Дато обратил внимание, что и в этой деревне в расположении домов не очень уж соблюдалась симметрия. На этот раз он уже осматривал ее критическим глазом Кобы. Насколько он разглядел, все калитки в деревне были распахнуты. Это свидетельствовало о том, что победители не ленились захаживать сюда в гости. Прежде чем вернуться на уговоренное место, Дато долго взглядывался в отдаленные дома.
Коба спал, прислонясь спиной к дереву, и на губах его играла едва заметная улыбка. Пулемет был снят с предохранителя. Дато осторожно вернул предохранитель на место и устроился против Кобы под деревом. Ноги положил на рюкзак. Этому научил Варлам: для отдыха ноги лучше класть повыше…
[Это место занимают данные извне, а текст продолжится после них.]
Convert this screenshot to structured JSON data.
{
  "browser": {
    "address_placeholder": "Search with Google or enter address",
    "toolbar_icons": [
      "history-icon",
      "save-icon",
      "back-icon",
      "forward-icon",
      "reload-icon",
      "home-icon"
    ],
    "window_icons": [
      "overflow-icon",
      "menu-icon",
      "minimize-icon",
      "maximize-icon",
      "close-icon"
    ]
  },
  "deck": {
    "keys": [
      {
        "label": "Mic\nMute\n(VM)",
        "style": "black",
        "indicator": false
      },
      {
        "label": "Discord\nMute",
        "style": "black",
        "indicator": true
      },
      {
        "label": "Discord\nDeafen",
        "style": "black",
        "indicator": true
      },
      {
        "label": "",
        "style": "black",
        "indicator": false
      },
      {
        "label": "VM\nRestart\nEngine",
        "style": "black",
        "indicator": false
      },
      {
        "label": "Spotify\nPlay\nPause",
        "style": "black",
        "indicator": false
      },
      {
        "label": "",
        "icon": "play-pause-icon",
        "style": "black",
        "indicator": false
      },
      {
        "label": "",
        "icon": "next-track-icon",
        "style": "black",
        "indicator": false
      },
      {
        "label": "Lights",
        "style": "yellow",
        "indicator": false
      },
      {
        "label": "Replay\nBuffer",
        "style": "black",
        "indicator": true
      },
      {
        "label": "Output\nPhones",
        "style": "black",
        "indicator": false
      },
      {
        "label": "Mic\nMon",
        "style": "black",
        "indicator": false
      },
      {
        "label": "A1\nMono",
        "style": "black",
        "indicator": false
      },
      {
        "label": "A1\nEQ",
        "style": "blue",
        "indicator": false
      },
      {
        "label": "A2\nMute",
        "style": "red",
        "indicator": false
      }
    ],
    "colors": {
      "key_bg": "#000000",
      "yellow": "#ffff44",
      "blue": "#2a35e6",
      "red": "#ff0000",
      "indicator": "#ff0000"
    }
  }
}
…Ему снилось, что на него неотвратимо надвигается грузовик с поднятым капотом, как крыльями, машущий открытыми дверцами кабины; мгновение — и переедет ему ноги. Он пытался убрать ноги, но они не подчинялись. Проснувшись как от толчка, он ясно различил надсадный вой грузовика, ползущего в гору, то и дело прерываемый визгом шестеренок при переключении передачи. Этот монотонный звук буквально сверлил уши. Ноги у него затекли. Попытавшись встать, зашатался и чуть не упал.